Just thought I’d share a performance tip that could yield 2-5x speedups if you have a model where there are repeated observations for each of the unique combinations of predictors.

Attached is a demo of a hierarchical model with a binomial outcome and two 2-level predictors, one “within-subjects” and one “between-subjects”; the code would work for more predictors or levels therein, but I thought I’d keep it simple for this example. The speedup should also work for non-hierarchical models; I just happened to have a demo of the hierarchical version mostly coded already.

The “slower” model is pretty much identical to that used in the manual for the 8-schools data in section 9.13 (with the exception of variable names & binomial outcome), while the “faster” model is differentiated by slightly different data variables and replacement of the line:

y ~ bernoulli_logit( rows_dot_product( s_vals[s] , w ) ) ;

with:

{
  // mu: condition-by-subject values for the latent mean
  matrix[rows_w,n_s] mu ;
  for(i in 1:n_s){
    for(j in 1:rows_w){
      mu[j,i] = dot_product(s_vals[i],w[j]) ;
    }
  }
  y ~ bernoulli_logit( to_vector(mu)[obs_index_in_flat_mu] ) ;
}

So, the trick is to pre-compute in R the unique entries in the within-subject design matrix, so that you can then have Stan compute the unique entries in the subject-by-condition matrix (mu). You also pre-compute (again, in R) the index into a flattened version of mu of each observation so you can have a final vectorized call to bernoulli_logit().

Hopefully the R code is well-commented enough to be clear, but let me know if you have any questions.

p.s. There’s actually still some redundant computation in the between-subjects design matrix that you could also apply this trick to, but I usually have much less redundancy here than in the within-subject matrix, so I haven’t gotten around to coding that one as more efficient yet.
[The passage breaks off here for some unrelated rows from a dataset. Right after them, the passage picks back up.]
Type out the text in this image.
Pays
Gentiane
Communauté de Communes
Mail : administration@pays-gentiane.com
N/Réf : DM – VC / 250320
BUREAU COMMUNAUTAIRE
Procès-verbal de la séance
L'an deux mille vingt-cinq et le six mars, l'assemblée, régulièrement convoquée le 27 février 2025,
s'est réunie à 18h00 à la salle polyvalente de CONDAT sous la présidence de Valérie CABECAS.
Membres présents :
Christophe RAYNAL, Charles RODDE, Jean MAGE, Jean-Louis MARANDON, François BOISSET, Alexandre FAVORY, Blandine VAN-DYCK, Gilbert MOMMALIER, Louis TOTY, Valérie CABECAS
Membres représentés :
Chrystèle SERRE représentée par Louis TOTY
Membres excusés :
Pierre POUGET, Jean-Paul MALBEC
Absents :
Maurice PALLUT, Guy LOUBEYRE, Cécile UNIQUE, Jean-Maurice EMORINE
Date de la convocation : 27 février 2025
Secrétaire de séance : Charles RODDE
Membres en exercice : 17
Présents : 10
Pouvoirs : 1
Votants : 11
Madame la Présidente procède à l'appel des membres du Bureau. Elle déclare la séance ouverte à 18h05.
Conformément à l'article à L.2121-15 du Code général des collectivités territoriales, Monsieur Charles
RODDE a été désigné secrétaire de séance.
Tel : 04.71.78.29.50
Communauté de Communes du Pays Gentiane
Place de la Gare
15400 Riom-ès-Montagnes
binomial_mixed_demo.R (6.1 KB)
generate_data.R (2.0 KB)
binomial_mixed_slower.stan (1.9 KB)
binomial_mixed_faster.stan (2.1 KB)

2 Likes

Thanks for sharing. I discuss some simple cases in the chapter on efficiency under the heading “sufficient statistics” (here, just the repeated observation count).

You can also do this in transformed data within Stan. Not as convenient, but it leaves the interface to the Stan program cleaner.

As you have it, you could just compute a vector directly to avoid the copying by this:

int pos = 1;
for (i in ...)
  for (j in ...) {
    foo[pos] = ...
    pos += 1;
  }

It’ll be even faster if you reformulate this as matrix multiplication.

You can then also collect up the sufficient statistics on the y side. That is, the number of obs_index_in_flat_mu that you have with a given index. You only need a count of those in y, then it can be binomial_logit. That’s the speedup I talked about as I wasn’t assuming there’d be much overlap in the predictors.

Ah, yes, that’s an additional speedup that can be added for a binomial case like this (and one I keep forgetting about!). The speedup from avoiding redundant computations amidst repeated observations applies more generally to any outcome type.

Neat! I’ll try these additional tweaks and report back on the likely further speedups.

Can you elaborate what you mean here?

Yes. This operation

matrix[rows_w,n_s] mu ;
  for(i in 1:n_s){
    for(j in 1:rows_w){
      mu[j,i] = dot_product(s_vals[i],w[j]) ;
    }
  }

should be formulated as a matrix multiply w * s_vals, which will require some rearranging of the data types for s_vals or w or a copy into two matrixes.

Ah, yes, defining/computing s_vals as:

// s_vals: subject-by-subject values
matrix[n_w, n_s] s_vals ;
s_vals = transpose(b * coef + transpose(diag_pre_multiply(sds,cor_helper) * multi_normal_helper) );

one can then simply do:

y ~ bernoulli_logit( to_vector(w*s_vals)[obs_index_in_flat_mu] ) ;

in the model block. Achieves about 10% speedup over the non-matrix multiplication version.